BELFAST, Maine — As the brand-new Front Street Shipyard begins to take shape in the former Stinson Seafood facility, Belfast residents are being asked for their two cents regarding potential changes to the city’s waterfront.
The project includes construction of a five-story building which would be the tallest on the waterfront. The city also is considering whether it should sell or lease the land for that building to the DUBBA LLC development company.
Belfast City Planner Wayne Marshall said during Tuesday night’s regular City Council meeting that there will be at least nine more public hearings scheduled to discuss permits for the project.
The first of those will begin at 6 p.m. Tuesday, April 12, when the Belfast Comprehensive Planning Committee will consider whether the project is consistent with the city’s comprehensive plan, he said. The city already approved an initial proposal to install a marine travel lift that will be able to hoist ships weighing up to 165 tons.
“Phase 2 of the permitting is going to be a lot less about the water and a lot more about what happens on shore,” Marshall told councilors. “This is a significant overall development for the property.”
The former Stinson Seafood facility was sold in January to DUBBA LLC, which will do business as Front Street Shipyard. It is made up of a group of Maine maritime professionals including Taylor Allen of Rockport Marine, Steve White of Brooklin Boat Yard, Ken Priest of the Kenway Corp., and J.B. Turner of Kenway Corp., who intend to redevelop the property into a major regional shipyard.
Already, the company has knocked down the crumbling Building 1 that was adjacent to the footbridge. Workers now are making some of the maritime improvements with the goal of getting the travel lift up and running by July 1.
“It’s happening very quickly, and that’s terrific,” Councilor Mike Hurley said.
Ultimately, the City Council will decide how to respond to the shipyard’s request to use part of the Front Street parking lot and adjacent land.
In a notice to abutting property owners dated April 1, Marshall explained that the council is considering two proposals presented by the shipyard, with the first option involving the use of about 53,000 square feet of city property resulting in the elimination of about a quarter of the existing parking spaces in the lot. The second option would eliminate about half the spaces and use about 39,000 square feet of city property.

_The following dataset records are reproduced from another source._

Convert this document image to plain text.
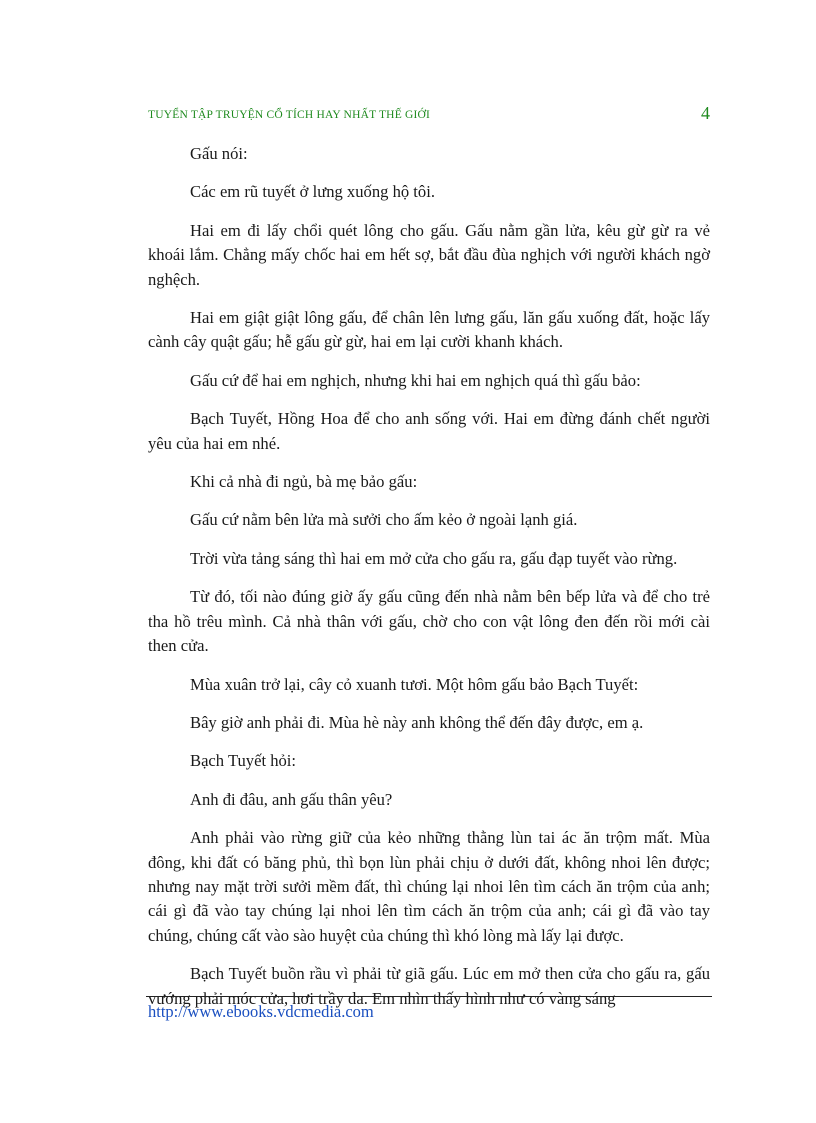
TUYỂN TẬP TRUYỆN CỔ TÍCH HAY NHẤT THẾ GIỚI	4

Gấu nói:

Các em rũ tuyết ở lưng xuống hộ tôi.

Hai em đi lấy chổi quét lông cho gấu. Gấu nằm gần lửa, kêu gừ gừ ra vẻ khoái lắm. Chẳng mấy chốc hai em hết sợ, bắt đầu đùa nghịch với người khách ngờ nghệch.

Hai em giật giật lông gấu, để chân lên lưng gấu, lăn gấu xuống đất, hoặc lấy cành cây quật gấu; hễ gấu gừ gừ, hai em lại cười khanh khách.

Gấu cứ để hai em nghịch, nhưng khi hai em nghịch quá thì gấu bảo:

Bạch Tuyết, Hồng Hoa để cho anh sống với. Hai em đừng đánh chết người yêu của hai em nhé.

Khi cả nhà đi ngủ, bà mẹ bảo gấu:

Gấu cứ nằm bên lửa mà sưởi cho ấm kẻo ở ngoài lạnh giá.

Trời vừa tảng sáng thì hai em mở cửa cho gấu ra, gấu đạp tuyết vào rừng.

Từ đó, tối nào đúng giờ ấy gấu cũng đến nhà nằm bên bếp lửa và để cho trẻ tha hồ trêu mình. Cả nhà thân với gấu, chờ cho con vật lông đen đến rồi mới cài then cửa.

Mùa xuân trở lại, cây cỏ xuanh tươi. Một hôm gấu bảo Bạch Tuyết:

Bây giờ anh phải đi. Mùa hè này anh không thể đến đây được, em ạ.

Bạch Tuyết hỏi:

Anh đi đâu, anh gấu thân yêu?

Anh phải vào rừng giữ của kẻo những thằng lùn tai ác ăn trộm mất. Mùa đông, khi đất có băng phủ, thì bọn lùn phải chịu ở dưới đất, không nhoi lên được; nhưng nay mặt trời sưởi mềm đất, thì chúng lại nhoi lên tìm cách ăn trộm của anh; cái gì đã vào tay chúng lại nhoi lên tìm cách ăn trộm của anh; cái gì đã vào tay chúng, chúng cất vào sào huyệt của chúng thì khó lòng mà lấy lại được.

Bạch Tuyết buồn rầu vì phải từ giã gấu. Lúc em mở then cửa cho gấu ra, gấu vướng phải móc cửa, hơi trầy da. Em nhìn thấy hình như có vàng sáng

http://www.ebooks.vdcmedia.com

In exchange, the city will ask the shipyard to cut down the size of the new Building 1, which would be used for boat storage. Belfast would like to have a 30-foot strip of land near the footbridge in order to provide better parking and landscaping, Marshall said.
On April 19, the council will hold a public hearing on the options and the larger question of whether it’s a good idea to lease or sell the land to the shipyard.

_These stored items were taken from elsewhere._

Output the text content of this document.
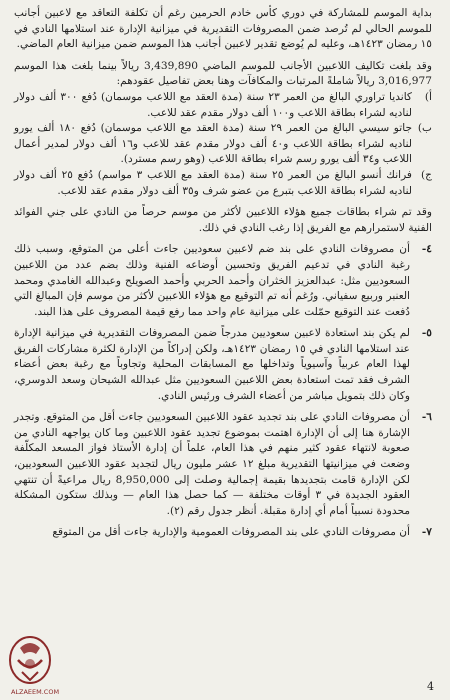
بداية الموسم للمشاركة في دوري كأس خادم الحرمين رغم أن تكلفة التعاقد مع لاعبين أجانب للموسم الحالي لم تُرصد ضمن المصروفات التقديرية في ميزانية الإدارة عند استلامها النادي في ١٥ رمضان ١٤٢٣هـ، وعليه لم يُوضع تقدير لاعبين أجانب هذا الموسم ضمن ميزانية العام الماضي.

وقد بلغت تكاليف اللاعبين الأجانب للموسم الماضي 3,439,890 ريالاً بينما بلغت هذا الموسم 3,016,977 ريالاً شاملةً المرتبات والمكافآت وهنا بعض تفاصيل عقودهم:

أ)
كانديا تراوري البالغ من العمر ٢٣ سنة (مدة العقد مع اللاعب موسمان) دُفع ٣٠٠ ألف دولار لناديه لشراء بطاقة اللاعب و١٠٠ ألف دولار مقدم عقد للاعب.
ب)
جاتو سيسي البالغ من العمر ٢٩ سنة (مدة العقد مع اللاعب موسمان) دُفع ١٨٠ ألف يورو لناديه لشراء بطاقة اللاعب و٤٠ ألف دولار مقدم عقد للاعب و١٦ ألف دولار لمدير أعمال اللاعب و٣٤ ألف يورو رسم شراء بطاقة اللاعب (وهو رسم مسترد).
ج)
فرانك أنسو البالغ من العمر ٢٥ سنة (مدة العقد مع اللاعب ٣ مواسم) دُفع ٢٥ ألف دولار لناديه لشراء بطاقة اللاعب بتبرع من عضو شرف و٣٥ ألف دولار مقدم عقد للاعب.

وقد تم شراء بطاقات جميع هؤلاء اللاعبين لأكثر من موسم حرصاً من النادي على جني الفوائد الفنية لاستمرارهم مع الفريق إذا رغب النادي في ذلك.

٤-
أن مصروفات النادي على بند ضم لاعبين سعوديين جاءت أعلى من المتوقع، وسبب ذلك رغبة النادي في تدعيم الفريق وتحسين أوضاعه الفنية وذلك بضم عدد من اللاعبين السعوديين مثل: عبدالعزيز الخثران وأحمد الحربي وأحمد الصويلح وعبدالله الغامدي ومحمد العنبر وربيع سفياني. ورُغم أنه تم التوقيع مع هؤلاء اللاعبين لأكثر من موسم فإن المبالغ التي دُفعت عند التوقيع حمّلت على ميزانية عام واحد مما رفع قيمة المصروف على هذا البند.
٥-
لم يكن بند استعادة لاعبين سعوديين مدرجاً ضمن المصروفات التقديرية في ميزانية الإدارة عند استلامها النادي في ١٥ رمضان ١٤٢٣هـ، ولكن إدراكاً من الإدارة لكثرة مشاركات الفريق لهذا العام عربياً وآسيوياً وتداخلها مع المسابقات المحلية وتجاوباً مع رغبة بعض أعضاء الشرف فقد تمت استعادة بعض اللاعبين السعوديين مثل عبدالله الشيحان وسعد الدوسري، وكان ذلك بتمويل مباشر من أعضاء الشرف ورئيس النادي.
٦-
أن مصروفات النادي على بند تجديد عقود اللاعبين السعوديين جاءت أقل من المتوقع. وتجدر الإشارة هنا إلى أن الإدارة اهتمت بموضوع تجديد عقود اللاعبين وما كان يواجهه النادي من صعوبة لانتهاء عقود كثير منهم في هذا العام، علماً أن إدارة الأستاذ فواز المسعد المكلّفة وضعت في ميزانيتها التقديرية مبلغ ١٢ عشر مليون ريال لتجديد عقود اللاعبين السعوديين، لكن الإدارة قامت بتجديدها بقيمة إجمالية وصلت إلى 8,950,000 ريال مراعيةً أن تنتهي العقود الجديدة في ٣ أوقات مختلفة — كما حصل هذا العام — وبذلك ستكون المشكلة محدودة نسبياً أمام أي إدارة مقبلة. أنظر جدول رقم (٢).
٧-
أن مصروفات النادي على بند المصروفات العمومية والإدارية جاءت أقل من المتوقع
ALZAEEM.COM	4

“This building is too big to fit on their property,” Marshall said Wednesday.
The proposed building would be about 55 feet tall and would include two “very large” bays where year-round work could be done on large vessels.
He said he’s expecting more public comments on the shore-based changes than the city received on the marine-based changes.
“This clearly is a long-term commitment of city property to a new company coming to town,” Marshall said.
As Front Street Shipyard works to develop its property, it is continuing to keep to the city’s requirement to have the planned coastal walkway go through the site.
Marshall said the developers have proposed building a boardwalk to route the walkway around the water side of two of the shipyard’s buildings that are going to be closest to the footbridge.
He described the speed of the project’s progress as “phenomenal.”
The company intends to keep that pace in order to convince clients that it will soon be a going concern, Turner told councilors.
“We want to show people that we can make it this summer,” he said. “We’ll be up and running. And we’ll be ready for fall, definitely.”